Nun gut, wie der brave Junge von nebenan sah er jetzt aber auch nicht aus.

Ilay lächelte mich böse an. "Du wusstest also nicht, dass..." Er hielt inne und betrachtete mich nachdenklich. "Nein", meinte er überheblich. "Warum sollte ich dir das erzählen? Es ist so viel spannender, wenn du es selbst herausfindest."

Verblüfft über seine plötzliche Zurückhaltung fehlten mir erst recht die Worte.

Das Grinsen von Ilay wurde zunehmend breiter. Ohne irgendetwas Weiteres von sich zu geben, stand er unter den anderen neugierigen, teils verwirrten Blicken auf und ging lässig zu Bruce zurück, der uns die ganze Zeit angespannt beobachtete hatte.

Meine Haut prickelte unangenehm, als würden tausende kleine Nadeln auf sie einstechen. Ein mulmiges Gefühl macht sich in meiner Magengegend breit. 

Bevor ich fragen konnte, ob ich auf Toilette darf, da mir aufeinmal unglaublich schlecht geworden war, klingelte es zum Ende der Stunde. Aufgelöst packte ich meine Sachen samt des verunstalteten Blattes zusammen und verließ schwankend den Raum.

Mir ging es im Verlauf der nächsten drei Stunden immer schlechter und schon alleine der Gedanke an Caydon ließ meine einsetzenden Kopfschmerzen stärker werden. Und dann auch noch sein Wunsch.... Wenn er so versaut war, wie es Ilay auch wirklich behauptete, wie sah der denn aus? Weswegen wünschte er sich dann etwas von mir? 

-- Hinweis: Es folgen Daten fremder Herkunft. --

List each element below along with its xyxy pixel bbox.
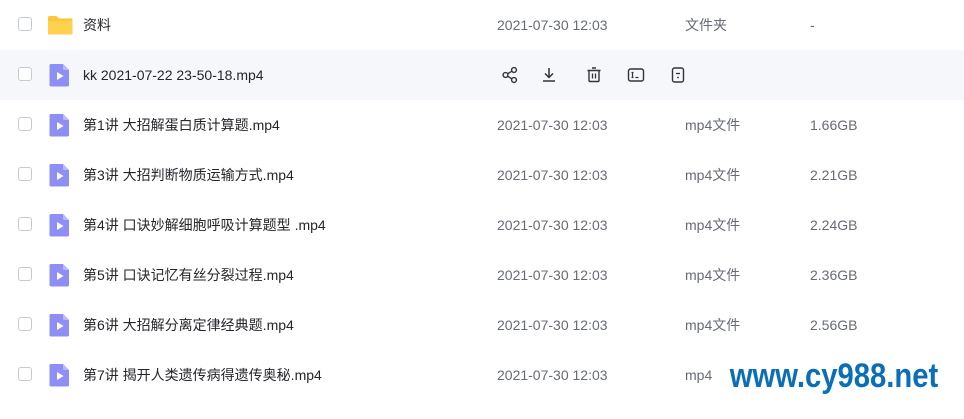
row-checkbox[interactable] [18, 167, 32, 181]
file-size: 1.66GB [810, 117, 858, 133]
file-row[interactable]: 第4讲 口诀妙解细胞呼吸计算题型 .mp4 2021-07-30 12:03 m… [0, 200, 964, 250]
file-date: 2021-07-30 12:03 [497, 317, 608, 333]
file-size: 2.24GB [810, 217, 858, 233]
file-type: mp4文件 [685, 317, 741, 333]
watermark: www.cy988.net [728, 354, 941, 398]
file-type: mp4文件 [685, 167, 741, 183]
file-row[interactable]: kk 2021-07-22 23-50-18.mp4 [0, 50, 964, 100]
file-type: 文件夹 [685, 17, 727, 33]
share-icon[interactable] [498, 63, 522, 87]
video-file-icon [47, 362, 73, 388]
file-date: 2021-07-30 12:03 [497, 217, 608, 233]
row-checkbox[interactable] [18, 317, 32, 331]
file-date: 2021-07-30 12:03 [497, 117, 608, 133]
row-checkbox[interactable] [18, 267, 32, 281]
file-type: mp4文件 [685, 217, 741, 233]
file-size: 2.21GB [810, 167, 858, 183]
file-name[interactable]: 第5讲 口诀记忆有丝分裂过程.mp4 [83, 250, 294, 300]
file-name[interactable]: 第7讲 揭开人类遗传病得遗传奥秘.mp4 [83, 350, 322, 400]
file-date: 2021-07-30 12:03 [497, 367, 608, 383]
delete-icon[interactable] [582, 63, 606, 87]
file-row[interactable]: 第5讲 口诀记忆有丝分裂过程.mp4 2021-07-30 12:03 mp4文… [0, 250, 964, 300]
file-date: 2021-07-30 12:03 [497, 167, 608, 183]
row-checkbox[interactable] [18, 117, 32, 131]
download-icon[interactable] [537, 63, 561, 87]
file-name[interactable]: kk 2021-07-22 23-50-18.mp4 [83, 50, 264, 100]
video-file-icon [47, 162, 73, 188]
row-checkbox[interactable] [18, 217, 32, 231]
more-icon[interactable] [666, 63, 690, 87]
file-list: 资料 2021-07-30 12:03 文件夹 - kk 2021-07-22 … [0, 0, 964, 400]
file-size: - [810, 17, 815, 33]
file-row[interactable]: 资料 2021-07-30 12:03 文件夹 - [0, 0, 964, 50]
file-row[interactable]: 第1讲 大招解蛋白质计算题.mp4 2021-07-30 12:03 mp4文件… [0, 100, 964, 150]
rename-icon[interactable] [624, 63, 648, 87]
file-row[interactable]: 第3讲 大招判断物质运输方式.mp4 2021-07-30 12:03 mp4文… [0, 150, 964, 200]
row-checkbox[interactable] [18, 17, 32, 31]
folder-icon [47, 12, 73, 38]
row-checkbox[interactable] [18, 67, 32, 81]
file-size: 2.56GB [810, 317, 858, 333]
file-row[interactable]: 第6讲 大招解分离定律经典题.mp4 2021-07-30 12:03 mp4文… [0, 300, 964, 350]
row-checkbox[interactable] [18, 367, 32, 381]
video-file-icon [47, 312, 73, 338]
file-type: mp4文件 [685, 267, 741, 283]
file-date: 2021-07-30 12:03 [497, 17, 608, 33]
file-type: mp4文件 [685, 117, 741, 133]
file-date: 2021-07-30 12:03 [497, 267, 608, 283]
file-name[interactable]: 第1讲 大招解蛋白质计算题.mp4 [83, 100, 280, 150]
file-name[interactable]: 资料 [83, 0, 111, 50]
file-type: mp4 [685, 367, 713, 383]
file-name[interactable]: 第6讲 大招解分离定律经典题.mp4 [83, 300, 294, 350]
file-size: 2.36GB [810, 267, 858, 283]
video-file-icon [47, 62, 73, 88]
video-file-icon [47, 112, 73, 138]
file-name[interactable]: 第4讲 口诀妙解细胞呼吸计算题型 .mp4 [83, 200, 326, 250]
video-file-icon [47, 262, 73, 288]
video-file-icon [47, 212, 73, 238]
file-name[interactable]: 第3讲 大招判断物质运输方式.mp4 [83, 150, 294, 200]
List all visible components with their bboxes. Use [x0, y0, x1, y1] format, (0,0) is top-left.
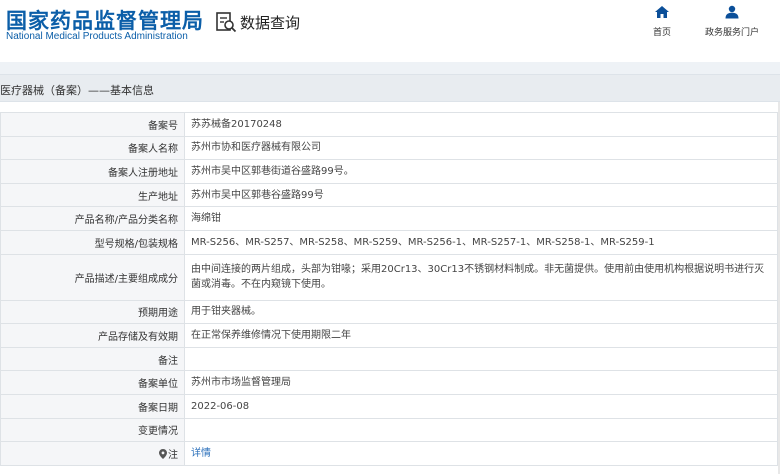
field-label: 产品名称/产品分类名称 — [0, 206, 185, 231]
table-row: 备案人注册地址 苏州市吴中区郭巷街道谷盛路99号。 — [0, 159, 778, 184]
field-value: 苏州市吴中区郭巷街道谷盛路99号。 — [184, 159, 778, 184]
field-value-text: 2022-06-08 — [191, 400, 250, 412]
table-row: 产品名称/产品分类名称 海绵钳 — [0, 206, 778, 231]
field-label: 备案人名称 — [0, 135, 185, 161]
field-label-text: 备案人名称 — [128, 144, 178, 156]
field-value: 详情 — [184, 441, 778, 466]
user-icon — [724, 5, 740, 25]
field-label-text: 产品描述/主要组成成分 — [74, 273, 178, 285]
table-row: 变更情况 — [0, 417, 778, 443]
table-row: 备注 — [0, 346, 778, 372]
field-value-text: 在正常保养维修情况下使用期限二年 — [191, 329, 351, 341]
field-value: 苏州市市场监督管理局 — [184, 370, 778, 395]
table-row: 产品存储及有效期 在正常保养维修情况下使用期限二年 — [0, 323, 778, 348]
data-query-title[interactable]: 数据查询 — [215, 10, 300, 34]
table-row: 备案日期 2022-06-08 — [0, 393, 778, 419]
table-row: 预期用途 用于钳夹器械。 — [0, 299, 778, 325]
nav-gov-services-label: 政务服务门户 — [704, 28, 759, 38]
field-label-text: 产品存储及有效期 — [98, 331, 178, 343]
field-value — [184, 346, 778, 372]
details-link[interactable]: 详情 — [191, 448, 211, 459]
table-row: 生产地址 苏州市吴中区郭巷谷盛路99号 — [0, 182, 778, 208]
breadcrumb-text: 医疗器械（备案）——基本信息 — [0, 84, 154, 97]
field-label: 预期用途 — [0, 299, 185, 325]
table-row: 注 详情 — [0, 441, 778, 466]
table-row: 备案号 苏苏械备20170248 — [0, 112, 778, 137]
field-label-text: 预期用途 — [138, 308, 178, 320]
location-pin-icon — [159, 448, 167, 459]
table-row: 备案人名称 苏州市协和医疗器械有限公司 — [0, 135, 778, 161]
field-value-text: 由中间连接的两片组成，头部为钳喙；采用20Cr13、30Cr13不锈钢材料制成。… — [191, 264, 765, 291]
field-label: 备案单位 — [0, 370, 185, 395]
field-label: 注 — [0, 441, 185, 466]
breadcrumb: 医疗器械（备案）——基本信息 — [0, 74, 780, 102]
field-label: 产品描述/主要组成成分 — [0, 253, 185, 301]
field-value: 苏州市吴中区郭巷谷盛路99号 — [184, 182, 778, 208]
field-value-text: 苏州市市场监督管理局 — [191, 377, 291, 389]
field-value: MR-S256、MR-S257、MR-S258、MR-S259、MR-S256-… — [184, 229, 778, 255]
field-label: 备案人注册地址 — [0, 159, 185, 184]
field-label-text: 变更情况 — [138, 426, 178, 438]
data-search-icon — [215, 11, 237, 33]
field-label: 备案日期 — [0, 393, 185, 419]
table-row: 备案单位 苏州市市场监督管理局 — [0, 370, 778, 395]
field-value-text: 苏州市协和医疗器械有限公司 — [191, 142, 321, 154]
nav-gov-services-link[interactable]: 政务服务门户 — [700, 5, 764, 38]
field-value: 在正常保养维修情况下使用期限二年 — [184, 323, 778, 348]
nav-home-link[interactable]: 首页 — [650, 5, 674, 38]
header-divider — [0, 62, 780, 74]
field-label-text: 备案日期 — [138, 402, 178, 414]
field-value: 海绵钳 — [184, 206, 778, 231]
site-title-en[interactable]: National Medical Products Administration — [6, 31, 188, 42]
field-value: 用于钳夹器械。 — [184, 299, 778, 325]
data-query-label: 数据查询 — [240, 13, 301, 32]
site-header: 国家药品监督管理局 National Medical Products Admi… — [0, 0, 780, 62]
field-value: 由中间连接的两片组成，头部为钳喙；采用20Cr13、30Cr13不锈钢材料制成。… — [184, 253, 778, 301]
field-value — [184, 417, 778, 443]
field-value-text: MR-S256、MR-S257、MR-S258、MR-S259、MR-S256-… — [191, 236, 655, 248]
field-label-text: 产品名称/产品分类名称 — [74, 215, 178, 227]
field-label-text: 备注 — [158, 355, 178, 367]
field-value-text: 苏州市吴中区郭巷谷盛路99号 — [191, 189, 324, 201]
field-label: 备案号 — [0, 112, 185, 137]
field-label-text: 生产地址 — [138, 191, 178, 203]
table-row: 型号规格/包装规格 MR-S256、MR-S257、MR-S258、MR-S259… — [0, 229, 778, 255]
field-label: 变更情况 — [0, 417, 185, 443]
field-label: 生产地址 — [0, 182, 185, 208]
field-label-text: 注 — [168, 449, 178, 461]
field-value: 苏州市协和医疗器械有限公司 — [184, 135, 778, 161]
home-icon — [654, 5, 670, 25]
field-value-text: 用于钳夹器械。 — [191, 306, 261, 318]
field-value: 2022-06-08 — [184, 393, 778, 419]
field-label-text: 备案单位 — [138, 379, 178, 391]
field-label: 备注 — [0, 346, 185, 372]
field-value-text: 苏州市吴中区郭巷街道谷盛路99号。 — [191, 165, 354, 177]
field-value: 苏苏械备20170248 — [184, 112, 778, 137]
field-label-text: 备案号 — [148, 120, 178, 132]
record-info-table: 备案号 苏苏械备20170248 备案人名称 苏州市协和医疗器械有限公司备案人注册地址… — [0, 112, 778, 466]
table-row: 产品描述/主要组成成分 由中间连接的两片组成，头部为钳喙；采用20Cr13、30C… — [0, 253, 778, 301]
nav-home-label: 首页 — [652, 28, 671, 38]
field-label: 型号规格/包装规格 — [0, 229, 185, 255]
field-value-text: 苏苏械备20170248 — [191, 118, 282, 130]
field-label-text: 型号规格/包装规格 — [94, 238, 178, 250]
field-value-text: 海绵钳 — [191, 213, 221, 225]
field-label: 产品存储及有效期 — [0, 323, 185, 348]
field-label-text: 备案人注册地址 — [108, 167, 178, 179]
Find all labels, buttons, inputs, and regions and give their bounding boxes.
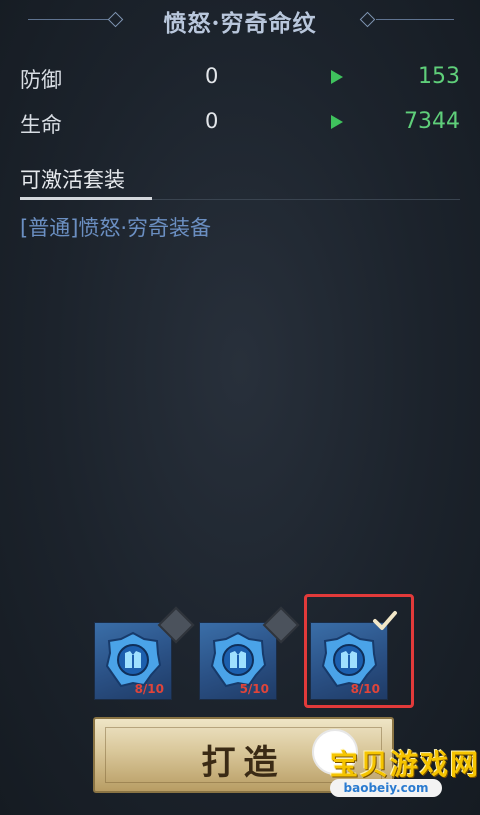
diamond-ornament-icon xyxy=(359,11,376,28)
arrow-right-icon xyxy=(331,115,343,129)
watermark-text: 宝贝游戏网 xyxy=(330,748,480,781)
blue-gem-emblem-icon xyxy=(105,631,162,688)
site-watermark: 宝贝游戏网 baobeiy.com xyxy=(300,725,480,815)
panel-title-bar: 愤怒·穷奇命纹 xyxy=(0,0,480,44)
material-slot-1[interactable]: 8/10 xyxy=(94,622,172,700)
stat-current-value: 0 xyxy=(205,64,219,88)
stat-row-health: 生命 0 7344 xyxy=(0,103,480,143)
blue-gem-emblem-icon xyxy=(210,631,267,688)
stat-label: 防御 xyxy=(20,68,62,92)
stat-new-value: 153 xyxy=(418,64,460,89)
section-title-underline xyxy=(20,197,152,200)
material-slot-2[interactable]: 5/10 xyxy=(199,622,277,700)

Und warum tat er das nicht bei irgendwelchen anderen selbstbewussteren Mädchen, die sein Verlangen erst recht gestillt hätten, falls er danach Bedarf hatte. Und das hatte er ganz sicher, Ilay hatte ziemlich Anspielungen auf sowas gemacht und die Momente mit Cherry waren ja wohl Beweis genug dafür.

Aufstöhnend massierte ich mir meine Schläfen - und passte für einen Augenblick nicht genug auf. Was ich sofort bitter zu spüren bekam.

Etwas zischte in hoher Geschwindigkeit auf meinem Kopf zu und traf mich mit voller Wucht, worauf alles in sich verschwamm. Ich hörte nur noch ein Achtung - was wohl etwas zu spät für mich kam - dann wurde alles um mich herum schwarz.